Saturday, January 22, 2005

Blah, blah, blah

Apparently, you can get paid to write about football without having to do much research or know much about the game. You can be on ESPN with even less preparation.

The guy who irritates me most is Sean Salisbury. He defines pomposity. He doesn't analyze; he makes pronouncements. It really gets me when he talks about QBs. No one with his career stats should speak so definitively about other player's abilities. Kordell Stewart threw more touchdown passes in 1997 than Salisbury did in his whole career. Quite simply, Salisbury was not a good quarterback, never played with a great quarterback, and never played on a great team. He lacks credibility when he issues his hanging judge verdicts.

(That's why I find Salisbury far more irritating than Sterling Sharpe or Michael Irwin. When they call out a receiver, they have authority.)

(OTOH, I'm not sure receivers make the best analysts-they are the most self-absorbed players on a team, and are removed from 90% of the action.)

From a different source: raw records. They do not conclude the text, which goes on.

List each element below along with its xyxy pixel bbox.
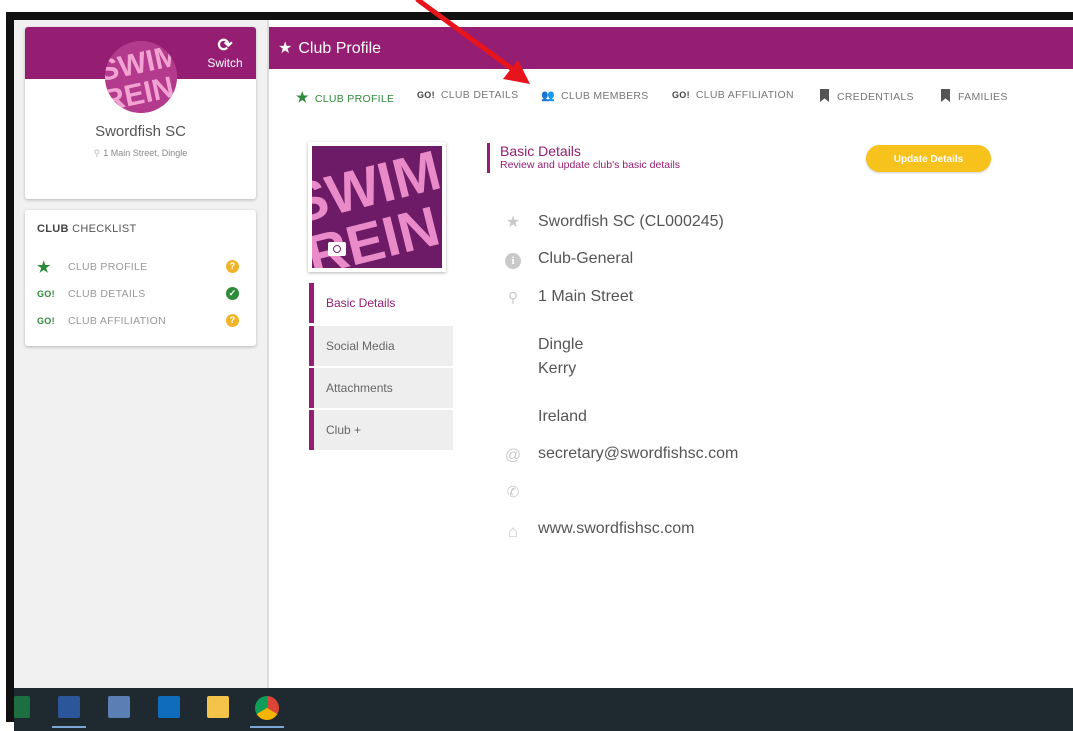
club-website: www.swordfishsc.com (538, 520, 695, 537)
club-type: Club-General (538, 250, 634, 267)
check-status-icon: ✓ (226, 287, 239, 300)
club-address-text: 1 Main Street, Dingle (103, 148, 188, 158)
checklist-item-label: CLUB PROFILE (68, 261, 148, 273)
checklist-item-label: CLUB AFFILIATION (68, 315, 166, 327)
club-logo-card[interactable]: SWIM REIN (308, 142, 446, 272)
at-icon: @ (504, 447, 522, 464)
star-icon: ★ (37, 259, 51, 276)
go-icon: GO! (37, 316, 55, 326)
section-header: Basic Details Review and update club's b… (487, 143, 680, 173)
side-menu-label: Attachments (326, 381, 393, 395)
phone-icon: ✆ (506, 484, 520, 501)
info-icon: i (505, 253, 521, 269)
outlook-icon[interactable] (158, 696, 180, 718)
section-subtitle: Review and update club's basic details (500, 159, 681, 171)
club-email: secretary@swordfishsc.com (538, 445, 739, 462)
warning-status-icon: ? (226, 314, 239, 327)
checklist-item-club-details[interactable]: GO! CLUB DETAILS ✓ (37, 287, 247, 305)
chrome-active-indicator (250, 726, 284, 728)
camera-icon[interactable] (328, 242, 346, 256)
side-menu-label: Club + (326, 423, 362, 437)
checklist-item-club-affiliation[interactable]: GO! CLUB AFFILIATION ? (37, 314, 247, 332)
side-menu-club-plus[interactable]: Club + (309, 410, 453, 450)
windows-taskbar (14, 688, 1073, 731)
club-checklist-card: CLUB CHECKLIST ★ CLUB PROFILE ? GO! CLUB… (25, 210, 256, 346)
checklist-item-label: CLUB DETAILS (68, 288, 146, 300)
section-title: Basic Details (500, 143, 581, 159)
file-explorer-icon[interactable] (207, 696, 229, 718)
checklist-title-rest: CHECKLIST (68, 223, 137, 235)
side-menu-attachments[interactable]: Attachments (309, 368, 453, 408)
side-menu-basic-details[interactable]: Basic Details (309, 283, 453, 323)
star-icon: ★ (505, 214, 521, 231)
club-logo-image: SWIM REIN (312, 146, 442, 268)
chrome-icon[interactable] (255, 696, 279, 720)
side-menu-label: Social Media (326, 339, 395, 353)
home-icon: ⌂ (507, 522, 519, 541)
club-name-code: Swordfish SC (CL000245) (538, 213, 724, 230)
address-line1: 1 Main Street (538, 288, 634, 305)
address-county: Kerry (538, 360, 577, 377)
word-active-indicator (52, 726, 86, 728)
address-country: Ireland (538, 408, 587, 425)
checklist-item-club-profile[interactable]: ★ CLUB PROFILE ? (37, 259, 247, 278)
side-menu-social-media[interactable]: Social Media (309, 326, 453, 366)
side-menu-label: Basic Details (326, 296, 396, 310)
location-pin-icon: ⚲ (507, 289, 519, 305)
club-name: Swordfish SC (95, 123, 186, 140)
excel-icon[interactable] (14, 696, 30, 718)
word-icon[interactable] (58, 696, 80, 718)
red-arrow-annotation (415, 0, 530, 84)
location-pin-icon: ⚲ (93, 148, 101, 158)
address-town: Dingle (538, 336, 584, 353)
file-icon[interactable] (108, 696, 130, 718)
checklist-title-bold: CLUB (37, 223, 69, 235)
panel-divider (267, 20, 269, 688)
club-address: ⚲ 1 Main Street, Dingle (25, 148, 256, 159)
checklist-title: CLUB CHECKLIST (37, 223, 137, 235)
update-details-button[interactable]: Update Details (866, 145, 991, 172)
go-icon: GO! (37, 289, 55, 299)
warning-status-icon: ? (226, 260, 239, 273)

Sportswriters should be better, but too many of them want to spout one-liners on TV. (Curse you Tony Kornheiser for ruining a formerly respectable craft.) And too many seem to just repeat the conventional wisdom tarted up with a new anecdote.

WOW. That was a lot of venting to get to my main point. The storyline for Sunday's game is that Brady played great last week while Big Ben played horribly. Therefore, the Patriots will win in a walk.

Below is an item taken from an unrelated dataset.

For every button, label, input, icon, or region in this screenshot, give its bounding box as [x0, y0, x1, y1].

I don't dispute that Brady is a better QB than Rothlisberger and that is especially so under play-off pressure. But there is more at work here than the quarterbacks. Our O-line is better, our run defense is better, our run offense is at least as good. So maybe Pittsburgh has a chance?

Further, how much better was Brady last week? He did not throw an interception, while BR threw two. Big advantage Patriots. But, look at the other numbers. Brady comes in second in total yards, yards per attempt, yards per completion, sacks, and longest completion. Plus, the Jets defense is much tougher than the Colts.

The Brady/Rothlisberger narrative is bolstered by the final scores and the Steelers's narrow escape against the Jets. But boiling it down to the QBs ignores too many factors that have nothing to do with them. Brady did not tear the ball away from Dominic Rhodes, BR did not let Moss run back the punt for a score, BR did not make Bettis fumble in Jets territory, nor did he let the DB take the ball back 86 yards for a score. Avoid any one of those breakdowns and the whole dynamic of the game changes. BR is being blamed for things that have nothing to do with his play at quarterback.

All that said, I'm not brimming with confidence. Hopeful? Yes, but I know New England is a very, very good team. But, my worry is not about Ben Rothlisberger. It is about special teams (nightmare flashbacks from the 2001 season), play calling (too many passes too early), and plain bad breaks.

Four things I would like to see the Steelers try:

1. A bootleg early in the game to make the defense respect BR's mobility.
2. A couple deep shots to Burris in the first half to set the tone.
3. A gadget play. Cowher has used relatively few of these in the last month. Something, anything to not be predictable.
4. An early series in the hurry up offense with three wide receivers. Try a couple runs from this set. We had good success on second down running out of this formation against the Jets.